Should I Wear Running Shoes?

Wait, I thought running shoes were bad for me

Over the past few years you may have heard many proponents of barefoot running arguing that today's running shoes are 'overkill' and compromise our natural running mechanics.  A new study now shows us that under certain circumstances, running shoes may actually decrease the energy cost when compared to going barefoot.

In a recent study conducted at the University of Colorado at Boulder researchers wanted to find if wearing running shoes required more energy than going barefoot. The researchers recruited 12 well-trained barefoot runners. Choosing well-trained barefoot runners was important since novice barefoot runners have a much different running pattern when compared to the veteran.

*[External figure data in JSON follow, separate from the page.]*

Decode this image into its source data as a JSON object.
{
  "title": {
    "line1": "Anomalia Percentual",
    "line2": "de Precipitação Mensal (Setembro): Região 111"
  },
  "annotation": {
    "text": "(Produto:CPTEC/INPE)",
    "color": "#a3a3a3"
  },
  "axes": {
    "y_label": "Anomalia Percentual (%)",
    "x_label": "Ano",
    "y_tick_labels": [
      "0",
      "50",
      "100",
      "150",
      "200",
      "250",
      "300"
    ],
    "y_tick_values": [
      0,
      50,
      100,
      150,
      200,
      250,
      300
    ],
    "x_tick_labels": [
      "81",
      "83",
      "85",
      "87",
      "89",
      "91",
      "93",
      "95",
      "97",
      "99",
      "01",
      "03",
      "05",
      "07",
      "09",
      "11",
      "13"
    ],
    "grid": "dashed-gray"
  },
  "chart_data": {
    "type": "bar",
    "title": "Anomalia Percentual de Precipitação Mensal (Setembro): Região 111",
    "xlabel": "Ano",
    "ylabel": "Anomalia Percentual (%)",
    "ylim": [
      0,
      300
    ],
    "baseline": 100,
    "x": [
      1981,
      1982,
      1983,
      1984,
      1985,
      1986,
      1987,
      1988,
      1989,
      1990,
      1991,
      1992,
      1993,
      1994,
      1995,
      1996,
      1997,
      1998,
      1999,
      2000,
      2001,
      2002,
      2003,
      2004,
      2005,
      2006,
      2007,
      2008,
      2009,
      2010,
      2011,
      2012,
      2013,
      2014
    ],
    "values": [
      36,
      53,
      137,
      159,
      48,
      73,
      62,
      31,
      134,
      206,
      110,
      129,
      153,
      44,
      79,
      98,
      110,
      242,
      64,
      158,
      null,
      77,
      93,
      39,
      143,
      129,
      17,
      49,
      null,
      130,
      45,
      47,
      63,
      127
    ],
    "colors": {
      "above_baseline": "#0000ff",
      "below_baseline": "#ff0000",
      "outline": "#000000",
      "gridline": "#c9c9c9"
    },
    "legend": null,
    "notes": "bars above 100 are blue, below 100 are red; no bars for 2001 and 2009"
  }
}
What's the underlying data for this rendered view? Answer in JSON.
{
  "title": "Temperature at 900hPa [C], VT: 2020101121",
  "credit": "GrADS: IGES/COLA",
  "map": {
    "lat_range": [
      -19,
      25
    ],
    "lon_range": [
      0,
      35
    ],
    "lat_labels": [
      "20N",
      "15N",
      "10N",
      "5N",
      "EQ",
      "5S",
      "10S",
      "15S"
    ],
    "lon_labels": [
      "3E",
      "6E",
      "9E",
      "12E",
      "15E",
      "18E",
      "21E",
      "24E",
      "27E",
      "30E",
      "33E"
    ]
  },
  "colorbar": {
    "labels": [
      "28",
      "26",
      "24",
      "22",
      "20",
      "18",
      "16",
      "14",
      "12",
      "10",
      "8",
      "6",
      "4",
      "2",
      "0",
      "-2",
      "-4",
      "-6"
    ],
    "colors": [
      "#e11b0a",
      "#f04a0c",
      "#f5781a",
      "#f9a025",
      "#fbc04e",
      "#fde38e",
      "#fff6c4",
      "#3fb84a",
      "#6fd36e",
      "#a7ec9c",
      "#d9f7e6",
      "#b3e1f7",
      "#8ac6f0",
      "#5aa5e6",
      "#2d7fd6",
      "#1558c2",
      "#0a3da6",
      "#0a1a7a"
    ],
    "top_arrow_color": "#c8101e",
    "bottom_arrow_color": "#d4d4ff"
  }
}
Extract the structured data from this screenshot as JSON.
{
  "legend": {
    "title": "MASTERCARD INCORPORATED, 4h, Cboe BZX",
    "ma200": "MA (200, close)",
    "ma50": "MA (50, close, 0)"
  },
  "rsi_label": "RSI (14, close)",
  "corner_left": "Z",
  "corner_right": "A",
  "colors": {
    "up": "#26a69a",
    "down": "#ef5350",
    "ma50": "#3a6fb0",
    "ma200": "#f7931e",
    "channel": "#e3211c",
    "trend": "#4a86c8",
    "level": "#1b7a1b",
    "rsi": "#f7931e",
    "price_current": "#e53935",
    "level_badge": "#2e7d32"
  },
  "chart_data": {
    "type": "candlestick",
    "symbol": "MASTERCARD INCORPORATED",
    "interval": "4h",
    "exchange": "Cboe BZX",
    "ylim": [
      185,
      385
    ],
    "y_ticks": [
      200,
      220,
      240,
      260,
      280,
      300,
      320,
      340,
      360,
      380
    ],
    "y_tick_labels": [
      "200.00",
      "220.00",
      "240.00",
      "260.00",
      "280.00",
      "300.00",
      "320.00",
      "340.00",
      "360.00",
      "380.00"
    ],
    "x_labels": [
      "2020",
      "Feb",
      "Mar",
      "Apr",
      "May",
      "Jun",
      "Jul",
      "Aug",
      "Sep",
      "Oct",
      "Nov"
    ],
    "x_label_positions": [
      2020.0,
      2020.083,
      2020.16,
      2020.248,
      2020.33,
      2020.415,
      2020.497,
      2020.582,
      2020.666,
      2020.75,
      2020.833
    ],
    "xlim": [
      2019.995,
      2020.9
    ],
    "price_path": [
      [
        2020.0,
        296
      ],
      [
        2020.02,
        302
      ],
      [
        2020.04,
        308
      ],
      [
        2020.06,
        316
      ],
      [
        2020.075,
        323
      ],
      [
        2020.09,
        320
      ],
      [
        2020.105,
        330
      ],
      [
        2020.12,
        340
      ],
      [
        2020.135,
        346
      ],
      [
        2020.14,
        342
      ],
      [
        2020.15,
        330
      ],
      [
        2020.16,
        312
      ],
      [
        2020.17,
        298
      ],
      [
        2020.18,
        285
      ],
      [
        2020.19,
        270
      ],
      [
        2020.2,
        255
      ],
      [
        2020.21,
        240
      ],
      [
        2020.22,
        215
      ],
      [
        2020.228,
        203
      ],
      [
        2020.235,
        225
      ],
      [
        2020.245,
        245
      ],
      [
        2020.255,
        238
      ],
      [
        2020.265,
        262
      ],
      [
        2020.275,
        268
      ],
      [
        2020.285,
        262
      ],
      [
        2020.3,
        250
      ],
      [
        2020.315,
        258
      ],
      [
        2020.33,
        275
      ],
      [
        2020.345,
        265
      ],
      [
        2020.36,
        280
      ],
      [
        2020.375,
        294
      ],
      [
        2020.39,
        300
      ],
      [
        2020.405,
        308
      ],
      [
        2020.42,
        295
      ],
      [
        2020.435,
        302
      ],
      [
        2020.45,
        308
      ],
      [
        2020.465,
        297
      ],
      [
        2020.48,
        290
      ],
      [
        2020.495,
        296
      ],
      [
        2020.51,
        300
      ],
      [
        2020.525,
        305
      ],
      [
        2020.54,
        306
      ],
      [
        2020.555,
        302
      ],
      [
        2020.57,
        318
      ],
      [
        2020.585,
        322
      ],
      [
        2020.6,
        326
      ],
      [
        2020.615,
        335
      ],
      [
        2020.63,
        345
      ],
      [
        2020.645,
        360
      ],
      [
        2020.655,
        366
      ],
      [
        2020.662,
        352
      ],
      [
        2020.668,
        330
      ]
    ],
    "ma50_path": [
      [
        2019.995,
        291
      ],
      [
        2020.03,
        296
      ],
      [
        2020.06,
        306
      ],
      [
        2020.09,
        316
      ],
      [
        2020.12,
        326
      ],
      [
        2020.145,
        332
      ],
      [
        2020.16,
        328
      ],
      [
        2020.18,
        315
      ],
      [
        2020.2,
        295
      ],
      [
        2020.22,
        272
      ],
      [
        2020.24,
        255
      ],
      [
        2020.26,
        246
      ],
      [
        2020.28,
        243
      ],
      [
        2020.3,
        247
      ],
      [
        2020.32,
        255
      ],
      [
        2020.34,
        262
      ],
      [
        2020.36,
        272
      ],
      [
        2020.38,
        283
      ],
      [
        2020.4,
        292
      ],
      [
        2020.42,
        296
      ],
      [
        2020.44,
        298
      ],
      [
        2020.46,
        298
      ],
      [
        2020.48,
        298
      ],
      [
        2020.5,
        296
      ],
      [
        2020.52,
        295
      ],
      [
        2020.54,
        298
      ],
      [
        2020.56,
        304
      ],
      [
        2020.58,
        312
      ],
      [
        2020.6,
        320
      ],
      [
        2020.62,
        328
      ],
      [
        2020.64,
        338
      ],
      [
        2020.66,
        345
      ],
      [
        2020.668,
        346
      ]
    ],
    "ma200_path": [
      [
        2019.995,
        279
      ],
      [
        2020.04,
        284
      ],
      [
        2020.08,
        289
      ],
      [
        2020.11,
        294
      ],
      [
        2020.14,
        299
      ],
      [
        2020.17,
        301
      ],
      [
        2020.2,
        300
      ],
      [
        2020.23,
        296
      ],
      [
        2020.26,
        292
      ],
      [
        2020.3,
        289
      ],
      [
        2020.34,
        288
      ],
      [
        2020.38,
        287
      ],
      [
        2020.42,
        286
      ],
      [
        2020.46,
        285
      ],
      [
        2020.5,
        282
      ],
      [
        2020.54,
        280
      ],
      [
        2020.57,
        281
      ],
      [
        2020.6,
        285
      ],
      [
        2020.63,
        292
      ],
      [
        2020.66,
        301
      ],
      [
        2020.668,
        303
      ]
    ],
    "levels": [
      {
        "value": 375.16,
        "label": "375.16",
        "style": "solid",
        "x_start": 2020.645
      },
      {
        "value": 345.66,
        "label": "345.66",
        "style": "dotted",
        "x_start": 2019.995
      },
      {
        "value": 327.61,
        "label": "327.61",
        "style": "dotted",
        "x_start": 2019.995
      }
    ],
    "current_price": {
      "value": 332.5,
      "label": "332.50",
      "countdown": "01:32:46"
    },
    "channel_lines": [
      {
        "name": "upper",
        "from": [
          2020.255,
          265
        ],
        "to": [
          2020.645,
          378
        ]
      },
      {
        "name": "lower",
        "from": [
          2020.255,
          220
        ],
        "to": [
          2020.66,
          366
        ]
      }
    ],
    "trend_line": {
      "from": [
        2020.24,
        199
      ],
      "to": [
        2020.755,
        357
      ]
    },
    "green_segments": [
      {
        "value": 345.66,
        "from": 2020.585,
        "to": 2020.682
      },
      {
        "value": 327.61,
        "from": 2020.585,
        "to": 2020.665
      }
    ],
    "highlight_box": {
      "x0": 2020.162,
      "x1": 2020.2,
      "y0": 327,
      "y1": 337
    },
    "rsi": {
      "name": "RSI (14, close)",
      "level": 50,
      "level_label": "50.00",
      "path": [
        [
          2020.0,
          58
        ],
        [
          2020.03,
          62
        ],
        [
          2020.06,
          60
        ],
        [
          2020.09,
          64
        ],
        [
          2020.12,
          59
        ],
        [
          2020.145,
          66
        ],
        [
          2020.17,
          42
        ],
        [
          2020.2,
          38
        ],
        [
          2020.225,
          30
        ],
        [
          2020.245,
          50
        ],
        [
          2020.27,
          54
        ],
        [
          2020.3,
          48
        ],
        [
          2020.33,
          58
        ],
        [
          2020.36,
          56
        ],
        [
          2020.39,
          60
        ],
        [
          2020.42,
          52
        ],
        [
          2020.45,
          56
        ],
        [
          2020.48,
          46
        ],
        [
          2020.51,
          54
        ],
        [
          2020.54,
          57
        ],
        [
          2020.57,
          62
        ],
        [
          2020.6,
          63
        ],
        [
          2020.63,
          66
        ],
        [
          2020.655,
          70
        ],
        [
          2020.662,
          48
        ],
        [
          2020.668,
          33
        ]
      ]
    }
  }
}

Many believe that running with shoes increases energy demands during running since they add weight to your feet and you have to push that weight through space every step.

Researchers in this study had runners wear a relatively lightweight (~100 grams)cushioned shoe versus not wearing shoes at all. The participants in the study ran multiple times on treadmills while either wearing the shoes or running barefoot.  The runners also were tested with 100 gram weights to the top of the runners bare foot.  By adding equal amounts of weight to the barefoot runner's foot, effectively taking weight of the shoe out of the equation, they could learn if barefoot running really was physiologically more efficient than wearing shoes.

The researchers found that during barefoot running, runners used almost 4% more energy during every step when compared to those who were in shoes.

It is important to note that the study looked at only metabolic efficiency of wearing shoes when compared to running barefoot. The study did not take into account the common claims that barefoot running lowers injury risk.  Researchers did agree that wearing heavy shoes increases the metabolic cost of running and so those trying to decrease the metabolic cost of running should look for more lightweight models of shoes.  The research still supports the use of running shoes to improve running efficiency.